EKG and ECHO abnormalities are frequently observed as a consequence of myocarditis. In the acute phase of Chagas disease, EKG findings may present alterations including low QRS voltage, prolonged PR and/or QT intervals, as well as T-wave changes [4], [17]. Ventricular extra systoles, sinus tachycardia, atrial fibrillation and advanced grade right bundle branch block are all associated with a poor prognosis [27]. In this study, during the acute phase of Chagas disease, ECHO exams were normal in only one-third of patients. Pericardial effusion was observed in 36% of patients. These findings were similar to those observed by Pinto et al during the acute phase of Chagas disease [26].

Six-months after the end of treatment with benznidazole, every patient showed an improvement in clinical symptoms, as well as a decrease in the number of EKG and ECHO abnormalities. Clinical signs of cardiac dysfunction, such as ejection fraction by ECHO, showed improvement in patients with more severe cardiac manifestations (cases 9, 10 and 12). In addition, 45% of patients (5 out of 11) with acute Chagas disease had a normal EKG at the end of treatment. We cannot conclude that improvements in EKG and ECHO findings were directly attributable to therapy, as opposed to the natural course of the disease. Although there is ample information on the clinical evolution of chronic Chagas disease, there are few studies that have evaluated the effect of benznidazole treatment on EKG and ECHO exams in patients with acute Chagas disease who have been followed from initial presentation to convalescence [11], [26]–[27]. In children in the early chronic phase of Chagas disease, after three to four years of follow-up, no conclusive evidence was obtained to indicate that benznidazole treatment, when compared with a placebo, could revert EKG abnormalities [32]–[33]. However, adults with indeterminate and chronic Chagas disease who were treated with benznidazole developed fewer electrocardiographic abnormalities when compared with untreated patients [34]. The present study exclusively involved patients in the acute phase of Chagas disease, for whom treatment is mandatory [8]. As such, it would be unethical to deprive these patients of treatment, making a clinical trial with a placebo control impossible. The efficacy of benznidazole in acute Chagas disease is demonstrated by a reduction in parasite load [35]. The cure rate for parasitological acute Chagas disease ranges from 60 to 80%, depending on patient age, dosage and whether treatment was initiated at the beginning of the infection [36]–[37].

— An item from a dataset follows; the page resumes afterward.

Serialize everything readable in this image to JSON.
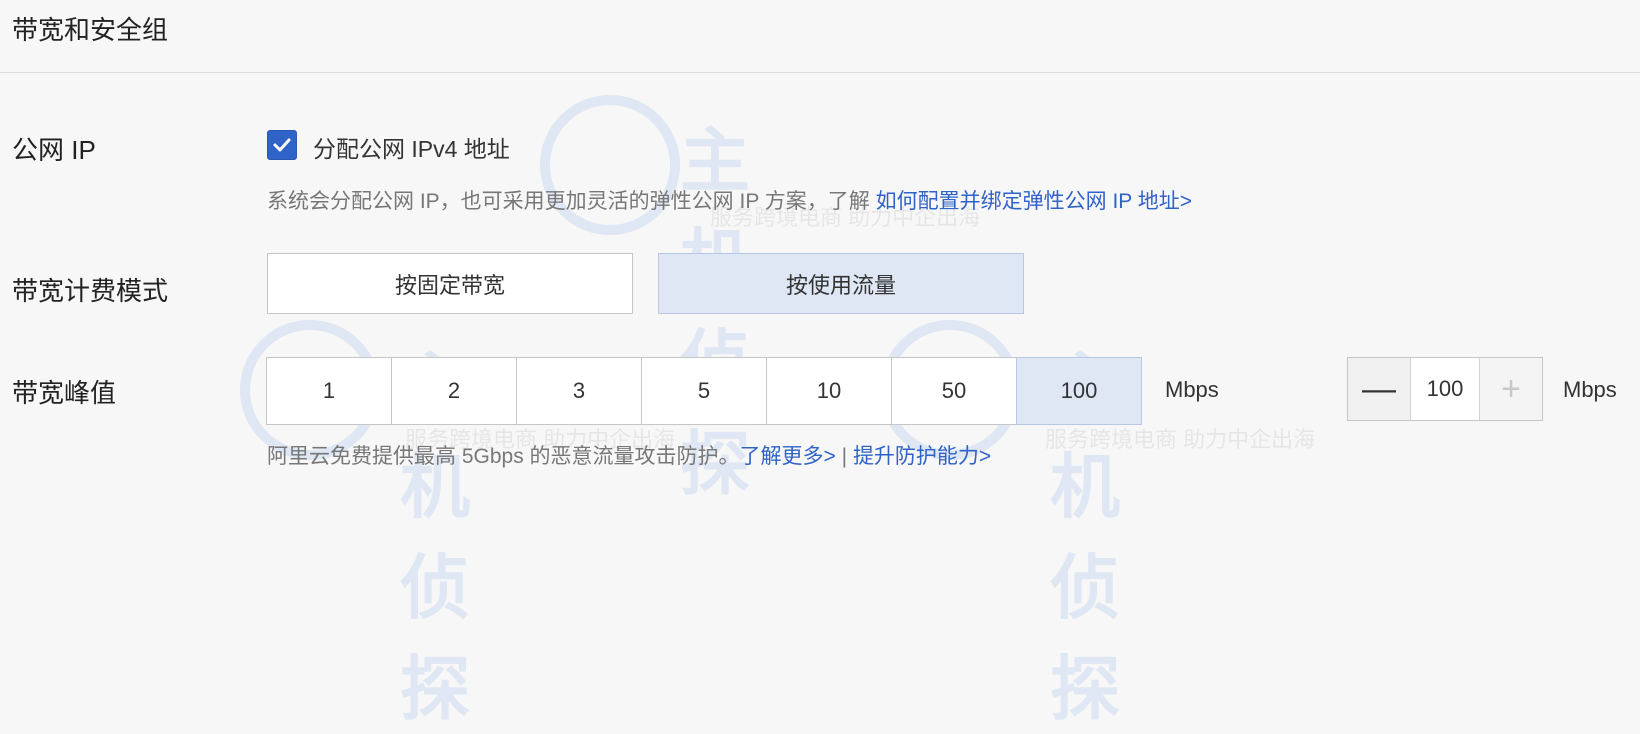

We can conclude that cardiac alterations occur frequently, and are potentially severe, in the acute phase of orally transmitted Chagas disease. Furthermore, EKG and ECHO findings may have an impact on the clinical management of the disease, enabling monitoring of disease progression both during and after benznidazole treatment. Further studies are necessary to evaluate the persistence of EKG and ECHO abnormalities over the long term, as well as morbidity and mortality.